Ylfa schaute noch immer misstrauisch.
„Ich schwöre es. – Bitte sag mir, warum du Rabenfeld angegriffen hast.“
Ylfa seufzte erneut.
„Wegen meines Vaters“, begann sie.
„Hat er dich etwa gezwungen, so etwas zu tun?“, fragte Gisela ungläubig.
„Nein. – Nein, ganz im Gegenteil. – Er verbietet mir, so etwas zu tun, nur weil – ich eine Frau bin.“
„Aber wenn er es dir verboten hat, wird er dann nicht furchtbar wütend werden, wenn er erfährt, was du getan hast?“
Eine Träne kullerte über Ylfas Wange und sie schniefte leise.
„Ich wollte, dass er stolz auf mich ist. Ich wollte mit reicher Beute nach Hause kommen und ihm beweisen, dass ich auch etwas wert bin. Er hat nur mich.

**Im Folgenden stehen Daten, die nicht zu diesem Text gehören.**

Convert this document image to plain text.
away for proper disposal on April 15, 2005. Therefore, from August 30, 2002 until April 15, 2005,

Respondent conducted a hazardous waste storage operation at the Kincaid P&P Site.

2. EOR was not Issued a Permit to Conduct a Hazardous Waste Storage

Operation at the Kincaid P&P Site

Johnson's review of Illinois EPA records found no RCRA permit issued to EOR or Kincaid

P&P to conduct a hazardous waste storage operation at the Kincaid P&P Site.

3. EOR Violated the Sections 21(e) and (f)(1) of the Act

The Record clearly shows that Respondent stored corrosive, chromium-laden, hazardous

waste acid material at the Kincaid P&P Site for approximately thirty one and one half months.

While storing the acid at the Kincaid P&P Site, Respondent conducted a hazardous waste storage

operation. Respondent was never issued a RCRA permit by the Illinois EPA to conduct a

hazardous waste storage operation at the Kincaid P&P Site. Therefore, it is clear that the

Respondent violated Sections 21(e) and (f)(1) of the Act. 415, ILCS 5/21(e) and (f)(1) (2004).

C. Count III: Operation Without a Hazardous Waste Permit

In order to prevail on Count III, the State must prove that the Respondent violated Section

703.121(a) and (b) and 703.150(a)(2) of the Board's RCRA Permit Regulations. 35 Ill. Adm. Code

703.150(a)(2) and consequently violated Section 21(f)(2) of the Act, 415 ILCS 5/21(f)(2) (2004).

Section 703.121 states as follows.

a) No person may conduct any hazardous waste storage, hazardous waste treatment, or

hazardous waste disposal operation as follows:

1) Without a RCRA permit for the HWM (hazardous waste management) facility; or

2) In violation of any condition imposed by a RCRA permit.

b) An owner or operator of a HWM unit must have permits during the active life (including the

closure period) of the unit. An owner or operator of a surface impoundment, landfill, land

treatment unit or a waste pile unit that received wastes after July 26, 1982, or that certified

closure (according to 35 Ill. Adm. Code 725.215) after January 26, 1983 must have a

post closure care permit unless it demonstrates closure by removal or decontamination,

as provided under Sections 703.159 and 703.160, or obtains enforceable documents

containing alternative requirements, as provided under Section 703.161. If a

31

Immer hat er sich einen Sohn gewünscht, aber er hat nur – eine Tochter.“
Jetzt flossen immer mehr Tränen und Gisela, die sich einen Stuhl herangezogen hatte, strich tröstend über Ylfas Haar.
„Du kannst mir alles erzählen. Manchmal hilft es, über seinen Kummer zu sprechen“, ermunterte Gisela ihren neuen Schützling.
„Meine Mutter hat zwei Kinder in den ersten Monaten verloren. Drei kamen zu früh und ein Junge starb mit einem Jahr. – Dann kam ich. – Bei der nächsten Geburt starb meine Mutter, ebenso das Kind. – Es war ein Sohn. Doch er lebte nur wenige Stunden. – Ich ... ich glaube, mein Vater hasste mich dafür, dass ich nur ein Mädchen war. Er hat mich wie einen Sohn erzogen, bis vor drei Jahren, als ich sechzehn wurde, da wollte er plötzlich, dass ich mich wie eine Frau kleide und benehme.“
„Ich verstehe dich sehr gut. Vor fünf Jahren starben meine Eltern und mein Bruder Norbert nach einer schweren Krankheit. Fulk war damals auf Reisen. Als er zurückkam, waren sie schon drei Monate tot. Er kam nicht damit zurecht, dass er nicht bei ihnen gewesen war. Er bildete sich ein, er hätte die furchtbare Tragödie verhindern können. Monatelang behandelte er mich entweder wie Luft, oder er schrie mich an. Ich dachte, er würde mich hassen, weil ich überlebt hatte und nicht Norbert. Er hatte immer eine besonders enge Beziehung zu ihm. Ich war ja nur ein Mädchen. So ging es mir also ähnlich, wie dir. – Natürlich hätte ich niemals so einen gefährlichen Weg gewählt, meinen Bruder zu beeindrucken, aber auch ich habe versucht, ihm zu zeigen, dass ich existiere. Ich ließ seine Lieblingsspeisen kochen und nähte ihm schöne Kleider. Ich versuchte ihm zu zeigen, wie sehr – ich ihn liebe.“
„Wann hat er angefangen, dich wieder zu beachten?“, wollte Ylfa interessiert wissen.